Federal wildlife officials are now under a court order to update a decades-old recovery plan for the endangered Mexican gray wolf, a predator that has struggled to regain a foothold in the American Southwest despite millions of dollars of investment in reintroduction efforts.
An Arizona judge on Tuesday dismissed the concerns of ranchers and others and signed off on a settlement between environmental groups and the U.S. Fish and Wildlife Service.
Under the agreement, the federal agency must update the recovery plan by November 2017 while providing the court and other parties in the case with regular updates on the planning process.
Environmentalists have long argued that the agency had a legal obligation to adopt a recovery plan that spells out specific goals and milestones for returning the wolves to their historic range.
There are currently about 100 wolves in the wild in New Mexico and Arizona.
"This is official," said Bryan Bird of the group Defenders of Wildlife. "We'll have the best available science, and hopefully the Fish and Wildlife Service will move toward increasing the number of wolves in the wild."
The Fish and Wildlife Service said Tuesday that the new plan will be published by the deadline. "Recovery of the Mexican wolf remains our goal. We aim to support natural wild wolf population growth and improve population genetics, eventually leading to species recovery and state management of the species," the agency said in a statement.
Blair Dunn, an attorney for opponents of the settlement, said he was disappointed with the ruling and accused the federal government of catering to special interest groups.

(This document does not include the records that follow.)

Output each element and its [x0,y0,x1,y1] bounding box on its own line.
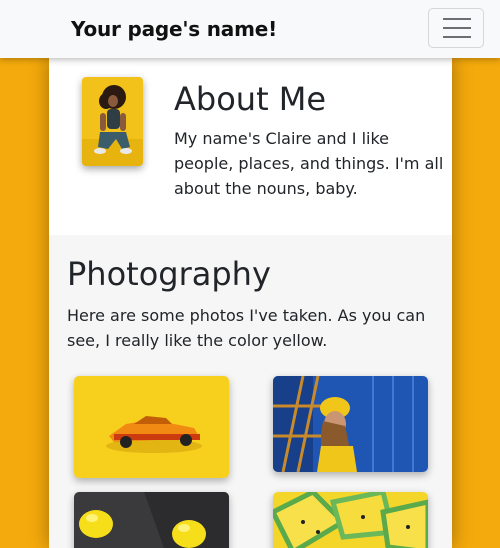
about-text: My name's Claire and I like people, plac… [174,129,444,198]
photo-watermelon[interactable] [273,492,428,548]
brand-title[interactable]: Your page's name! [71,17,277,41]
photography-text: Here are some photos I've taken. As you … [67,306,426,350]
content-card: About Me My name's Claire and I like peo… [49,58,452,548]
navbar-toggle-button[interactable] [428,8,484,48]
about-section: About Me My name's Claire and I like peo… [49,58,452,235]
hamburger-menu-icon [443,18,471,38]
photo-woman-beanie[interactable] [273,376,428,472]
photo-lemons[interactable] [74,492,229,548]
photography-title: Photography [67,255,271,293]
photography-section: Photography Here are some photos I've ta… [49,235,452,548]
profile-photo [82,77,143,166]
about-title: About Me [174,80,327,118]
photo-toy-car[interactable] [74,376,229,478]
navbar: Your page's name! [0,0,500,58]
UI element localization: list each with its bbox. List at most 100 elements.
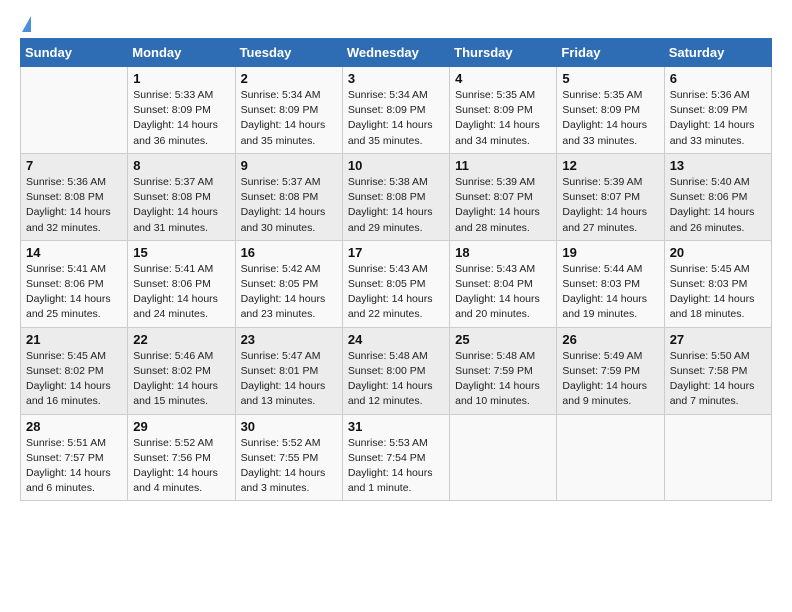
calendar-body: 1 Sunrise: 5:33 AM Sunset: 8:09 PM Daylig… — [21, 67, 772, 501]
day-info: Sunrise: 5:47 AM Sunset: 8:01 PM Dayligh… — [241, 350, 326, 408]
day-info: Sunrise: 5:36 AM Sunset: 8:09 PM Dayligh… — [670, 89, 755, 147]
day-cell-24: 24 Sunrise: 5:48 AM Sunset: 8:00 PM Dayli… — [342, 327, 449, 414]
week-row-2: 7 Sunrise: 5:36 AM Sunset: 8:08 PM Daylig… — [21, 153, 772, 240]
day-number: 29 — [133, 419, 229, 434]
day-info: Sunrise: 5:48 AM Sunset: 7:59 PM Dayligh… — [455, 350, 540, 408]
day-cell-8: 8 Sunrise: 5:37 AM Sunset: 8:08 PM Daylig… — [128, 153, 235, 240]
day-info: Sunrise: 5:44 AM Sunset: 8:03 PM Dayligh… — [562, 263, 647, 321]
day-cell-30: 30 Sunrise: 5:52 AM Sunset: 7:55 PM Dayli… — [235, 414, 342, 501]
day-info: Sunrise: 5:50 AM Sunset: 7:58 PM Dayligh… — [670, 350, 755, 408]
day-info: Sunrise: 5:33 AM Sunset: 8:09 PM Dayligh… — [133, 89, 218, 147]
day-cell-10: 10 Sunrise: 5:38 AM Sunset: 8:08 PM Dayli… — [342, 153, 449, 240]
day-number: 10 — [348, 158, 444, 173]
day-number: 4 — [455, 71, 551, 86]
day-number: 18 — [455, 245, 551, 260]
day-number: 16 — [241, 245, 337, 260]
day-number: 15 — [133, 245, 229, 260]
logo — [20, 16, 31, 30]
day-number: 9 — [241, 158, 337, 173]
week-row-4: 21 Sunrise: 5:45 AM Sunset: 8:02 PM Dayli… — [21, 327, 772, 414]
day-info: Sunrise: 5:34 AM Sunset: 8:09 PM Dayligh… — [241, 89, 326, 147]
day-info: Sunrise: 5:40 AM Sunset: 8:06 PM Dayligh… — [670, 176, 755, 234]
day-cell-31: 31 Sunrise: 5:53 AM Sunset: 7:54 PM Dayli… — [342, 414, 449, 501]
day-info: Sunrise: 5:35 AM Sunset: 8:09 PM Dayligh… — [455, 89, 540, 147]
day-cell-17: 17 Sunrise: 5:43 AM Sunset: 8:05 PM Dayli… — [342, 240, 449, 327]
day-info: Sunrise: 5:52 AM Sunset: 7:55 PM Dayligh… — [241, 437, 326, 495]
day-number: 3 — [348, 71, 444, 86]
day-info: Sunrise: 5:48 AM Sunset: 8:00 PM Dayligh… — [348, 350, 433, 408]
weekday-header-wednesday: Wednesday — [342, 39, 449, 67]
day-number: 30 — [241, 419, 337, 434]
day-info: Sunrise: 5:34 AM Sunset: 8:09 PM Dayligh… — [348, 89, 433, 147]
weekday-header-monday: Monday — [128, 39, 235, 67]
day-cell-18: 18 Sunrise: 5:43 AM Sunset: 8:04 PM Dayli… — [450, 240, 557, 327]
day-cell-23: 23 Sunrise: 5:47 AM Sunset: 8:01 PM Dayli… — [235, 327, 342, 414]
weekday-header-thursday: Thursday — [450, 39, 557, 67]
day-info: Sunrise: 5:41 AM Sunset: 8:06 PM Dayligh… — [133, 263, 218, 321]
day-number: 22 — [133, 332, 229, 347]
day-cell-28: 28 Sunrise: 5:51 AM Sunset: 7:57 PM Dayli… — [21, 414, 128, 501]
day-number: 25 — [455, 332, 551, 347]
day-number: 1 — [133, 71, 229, 86]
day-info: Sunrise: 5:42 AM Sunset: 8:05 PM Dayligh… — [241, 263, 326, 321]
day-number: 7 — [26, 158, 122, 173]
day-cell-3: 3 Sunrise: 5:34 AM Sunset: 8:09 PM Daylig… — [342, 67, 449, 154]
day-info: Sunrise: 5:39 AM Sunset: 8:07 PM Dayligh… — [455, 176, 540, 234]
day-info: Sunrise: 5:51 AM Sunset: 7:57 PM Dayligh… — [26, 437, 111, 495]
day-cell-4: 4 Sunrise: 5:35 AM Sunset: 8:09 PM Daylig… — [450, 67, 557, 154]
day-cell-13: 13Sunrise: 5:40 AM Sunset: 8:06 PM Dayli… — [664, 153, 771, 240]
day-number: 24 — [348, 332, 444, 347]
day-cell-26: 26Sunrise: 5:49 AM Sunset: 7:59 PM Dayli… — [557, 327, 664, 414]
week-row-5: 28 Sunrise: 5:51 AM Sunset: 7:57 PM Dayli… — [21, 414, 772, 501]
day-cell-1: 1 Sunrise: 5:33 AM Sunset: 8:09 PM Daylig… — [128, 67, 235, 154]
week-row-1: 1 Sunrise: 5:33 AM Sunset: 8:09 PM Daylig… — [21, 67, 772, 154]
day-cell-15: 15 Sunrise: 5:41 AM Sunset: 8:06 PM Dayli… — [128, 240, 235, 327]
day-cell-9: 9Sunrise: 5:37 AM Sunset: 8:08 PM Daylig… — [235, 153, 342, 240]
day-number: 23 — [241, 332, 337, 347]
day-cell-6: 6Sunrise: 5:36 AM Sunset: 8:09 PM Daylig… — [664, 67, 771, 154]
day-number: 17 — [348, 245, 444, 260]
day-number: 8 — [133, 158, 229, 173]
day-number: 5 — [562, 71, 658, 86]
day-info: Sunrise: 5:43 AM Sunset: 8:05 PM Dayligh… — [348, 263, 433, 321]
day-cell-19: 19 Sunrise: 5:44 AM Sunset: 8:03 PM Dayli… — [557, 240, 664, 327]
day-cell-5: 5Sunrise: 5:35 AM Sunset: 8:09 PM Daylig… — [557, 67, 664, 154]
empty-cell — [557, 414, 664, 501]
day-number: 12 — [562, 158, 658, 173]
day-number: 14 — [26, 245, 122, 260]
day-number: 31 — [348, 419, 444, 434]
day-cell-20: 20 Sunrise: 5:45 AM Sunset: 8:03 PM Dayli… — [664, 240, 771, 327]
weekday-header-friday: Friday — [557, 39, 664, 67]
day-info: Sunrise: 5:37 AM Sunset: 8:08 PM Dayligh… — [133, 176, 218, 234]
day-info: Sunrise: 5:41 AM Sunset: 8:06 PM Dayligh… — [26, 263, 111, 321]
day-info: Sunrise: 5:38 AM Sunset: 8:08 PM Dayligh… — [348, 176, 433, 234]
day-number: 21 — [26, 332, 122, 347]
weekday-header-sunday: Sunday — [21, 39, 128, 67]
calendar-header: SundayMondayTuesdayWednesdayThursdayFrid… — [21, 39, 772, 67]
day-cell-25: 25 Sunrise: 5:48 AM Sunset: 7:59 PM Dayli… — [450, 327, 557, 414]
weekday-header-row: SundayMondayTuesdayWednesdayThursdayFrid… — [21, 39, 772, 67]
day-cell-2: 2 Sunrise: 5:34 AM Sunset: 8:09 PM Daylig… — [235, 67, 342, 154]
logo-triangle-icon — [22, 16, 31, 32]
day-info: Sunrise: 5:36 AM Sunset: 8:08 PM Dayligh… — [26, 176, 111, 234]
day-cell-16: 16 Sunrise: 5:42 AM Sunset: 8:05 PM Dayli… — [235, 240, 342, 327]
calendar-page: SundayMondayTuesdayWednesdayThursdayFrid… — [0, 0, 792, 521]
day-cell-22: 22Sunrise: 5:46 AM Sunset: 8:02 PM Dayli… — [128, 327, 235, 414]
day-info: Sunrise: 5:45 AM Sunset: 8:03 PM Dayligh… — [670, 263, 755, 321]
day-number: 11 — [455, 158, 551, 173]
day-number: 19 — [562, 245, 658, 260]
weekday-header-tuesday: Tuesday — [235, 39, 342, 67]
day-number: 26 — [562, 332, 658, 347]
day-info: Sunrise: 5:39 AM Sunset: 8:07 PM Dayligh… — [562, 176, 647, 234]
day-info: Sunrise: 5:53 AM Sunset: 7:54 PM Dayligh… — [348, 437, 433, 495]
day-number: 28 — [26, 419, 122, 434]
day-number: 2 — [241, 71, 337, 86]
day-cell-27: 27Sunrise: 5:50 AM Sunset: 7:58 PM Dayli… — [664, 327, 771, 414]
empty-cell — [450, 414, 557, 501]
day-cell-12: 12 Sunrise: 5:39 AM Sunset: 8:07 PM Dayli… — [557, 153, 664, 240]
day-info: Sunrise: 5:45 AM Sunset: 8:02 PM Dayligh… — [26, 350, 111, 408]
day-number: 20 — [670, 245, 766, 260]
day-cell-29: 29Sunrise: 5:52 AM Sunset: 7:56 PM Dayli… — [128, 414, 235, 501]
day-info: Sunrise: 5:43 AM Sunset: 8:04 PM Dayligh… — [455, 263, 540, 321]
calendar-table: SundayMondayTuesdayWednesdayThursdayFrid… — [20, 38, 772, 501]
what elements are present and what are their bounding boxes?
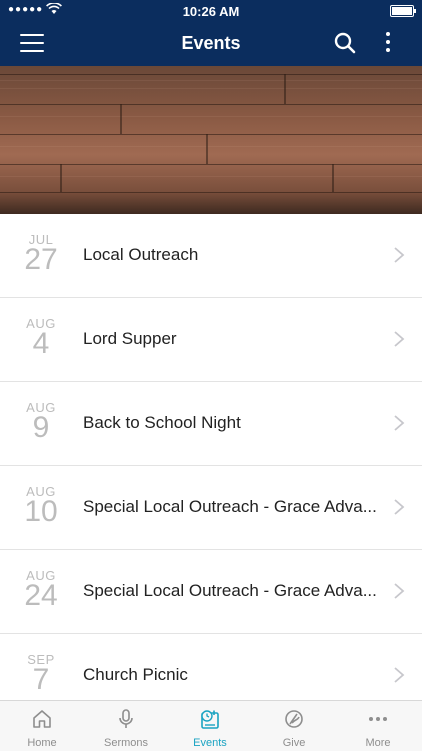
- chevron-right-icon: [394, 667, 405, 683]
- tab-more[interactable]: More: [336, 701, 420, 751]
- chevron-right-icon: [394, 415, 405, 431]
- search-button[interactable]: [334, 32, 356, 54]
- more-icon: [369, 717, 387, 721]
- event-title: Lord Supper: [83, 329, 177, 348]
- search-icon: [334, 32, 356, 54]
- event-row-local-outreach[interactable]: JUL 27 Local Outreach: [0, 214, 422, 298]
- chevron-right-icon: [394, 499, 405, 515]
- page-title: Events: [181, 33, 241, 53]
- give-icon: [285, 710, 303, 728]
- tab-bar: Home Sermons Events Give More: [0, 700, 422, 751]
- tab-sermons[interactable]: Sermons: [84, 701, 168, 751]
- calendar-icon: [201, 710, 219, 729]
- battery-icon: [390, 5, 416, 17]
- event-row-special-outreach-2[interactable]: AUG 24 Special Local Outreach - Grace Ad…: [0, 550, 422, 634]
- event-day: 27: [24, 243, 58, 276]
- event-day: 7: [32, 663, 50, 696]
- event-date: JUL 27: [14, 232, 68, 275]
- tab-label: Events: [193, 737, 227, 749]
- tab-label: Sermons: [103, 737, 149, 749]
- event-date: SEP 7: [14, 652, 68, 695]
- event-row-lord-supper[interactable]: AUG 4 Lord Supper: [0, 298, 422, 382]
- tab-home[interactable]: Home: [0, 701, 84, 751]
- microphone-icon: [119, 709, 133, 728]
- tab-events[interactable]: Events: [168, 701, 252, 751]
- event-day: 9: [32, 411, 50, 444]
- chevron-right-icon: [394, 331, 405, 347]
- chevron-right-icon: [394, 583, 405, 599]
- events-list: JUL 27 Local Outreach AUG 4 Lord Supper …: [0, 214, 422, 718]
- event-date: AUG 24: [14, 568, 68, 611]
- event-title: Special Local Outreach - Grace Adva...: [83, 497, 377, 516]
- header-image: [0, 66, 422, 214]
- event-title: Back to School Night: [83, 413, 241, 432]
- event-row-special-outreach-1[interactable]: AUG 10 Special Local Outreach - Grace Ad…: [0, 466, 422, 550]
- event-title: Church Picnic: [83, 665, 188, 684]
- chevron-right-icon: [394, 247, 405, 263]
- event-row-back-to-school[interactable]: AUG 9 Back to School Night: [0, 382, 422, 466]
- tab-label: Home: [27, 737, 57, 749]
- event-day: 4: [32, 327, 50, 360]
- status-time: 10:26 AM: [182, 4, 240, 19]
- nav-bar: Events: [0, 22, 422, 66]
- tab-label: More: [365, 737, 391, 749]
- tab-label: Give: [282, 737, 306, 749]
- event-day: 24: [24, 579, 58, 612]
- event-date: AUG 4: [14, 316, 68, 359]
- event-date: AUG 10: [14, 484, 68, 527]
- event-title: Special Local Outreach - Grace Adva...: [83, 581, 377, 600]
- more-options-button[interactable]: [382, 32, 394, 56]
- kebab-icon: [386, 32, 390, 36]
- event-title: Local Outreach: [83, 245, 199, 264]
- home-icon: [33, 710, 51, 728]
- event-day: 10: [24, 495, 58, 528]
- event-date: AUG 9: [14, 400, 68, 443]
- tab-give[interactable]: Give: [252, 701, 336, 751]
- status-bar: ●●●●● 10:26 AM: [0, 0, 422, 22]
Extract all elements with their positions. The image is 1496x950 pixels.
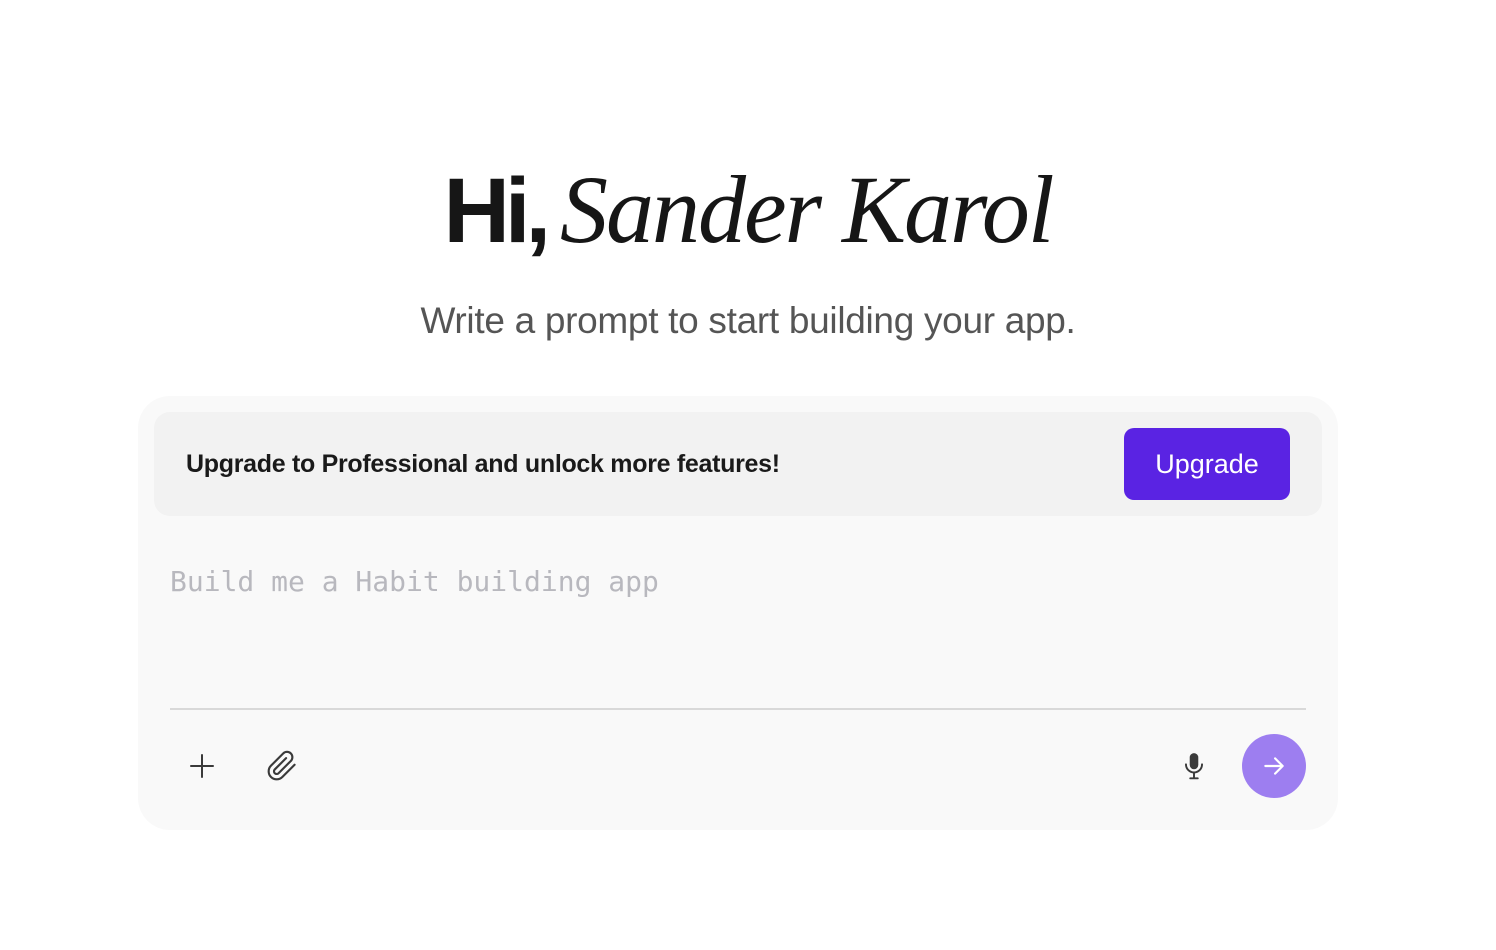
- attach-button[interactable]: [258, 742, 306, 790]
- user-name: Sander Karol: [560, 156, 1054, 263]
- upgrade-banner-message: Upgrade to Professional and unlock more …: [186, 450, 780, 478]
- paperclip-icon: [267, 750, 296, 781]
- page: Hi, Sander Karol Write a prompt to start …: [0, 0, 1496, 950]
- greeting-prefix: Hi,: [443, 160, 551, 262]
- prompt-input[interactable]: [170, 556, 1306, 706]
- greeting-heading: Hi, Sander Karol: [0, 160, 1496, 262]
- upgrade-button[interactable]: Upgrade: [1124, 428, 1290, 500]
- add-button[interactable]: [178, 742, 226, 790]
- composer-divider: [170, 708, 1306, 710]
- prompt-composer: Upgrade to Professional and unlock more …: [138, 396, 1338, 830]
- send-button[interactable]: [1242, 734, 1306, 798]
- upgrade-banner: Upgrade to Professional and unlock more …: [154, 412, 1322, 516]
- microphone-icon: [1185, 753, 1203, 780]
- plus-icon: [190, 754, 214, 778]
- voice-input-button[interactable]: [1170, 742, 1218, 790]
- arrow-right-icon: [1264, 757, 1284, 775]
- page-subtitle: Write a prompt to start building your ap…: [420, 300, 1076, 341]
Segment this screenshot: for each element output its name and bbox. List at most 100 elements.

The wolf recovery program, which spans parts of New Mexico and Arizona, has been hampered over the years by legal battles, politics and other issues. Environmentalists have pushed for the release of more captive wolves into the wild, but ranchers and local leaders have protested over concerns about livestock losses and public safety in rural communities.
Federal investigators concluded earlier this year that the Fish and Wildlife Service mishandled the recovery program, backing up claims by one New Mexico county that the agency was not cooperating with ranchers and protected wolves even after they preyed on cattle.
U.S. District Judge Jennifer Zipps wrote in her order that the settlement was the product of fair and careful negotiations and that it did not set forth any specific provisions for recovering the species but only established a deadline for when the plan will be completed.
Michael Robinson with the Center for Biological Diversity said he doubts a recovery plan would have been formalized without legal pressure. He pointed to a handful of cases in which efforts to update the initial plan from 1982 stalled and ultimately failed.
"It's clear that without court enforcement, the plan would have kept being right around the corner until the Mexican gray wolf went extinct," he said.
The ruling could also affect an appeal that involves New Mexico's denial of a permit to the federal government to release more wolves. The legal action was spurred by state concerns about the direction of the reintroduction program and the failure of the federal agency to revamp the outdated recovery plan.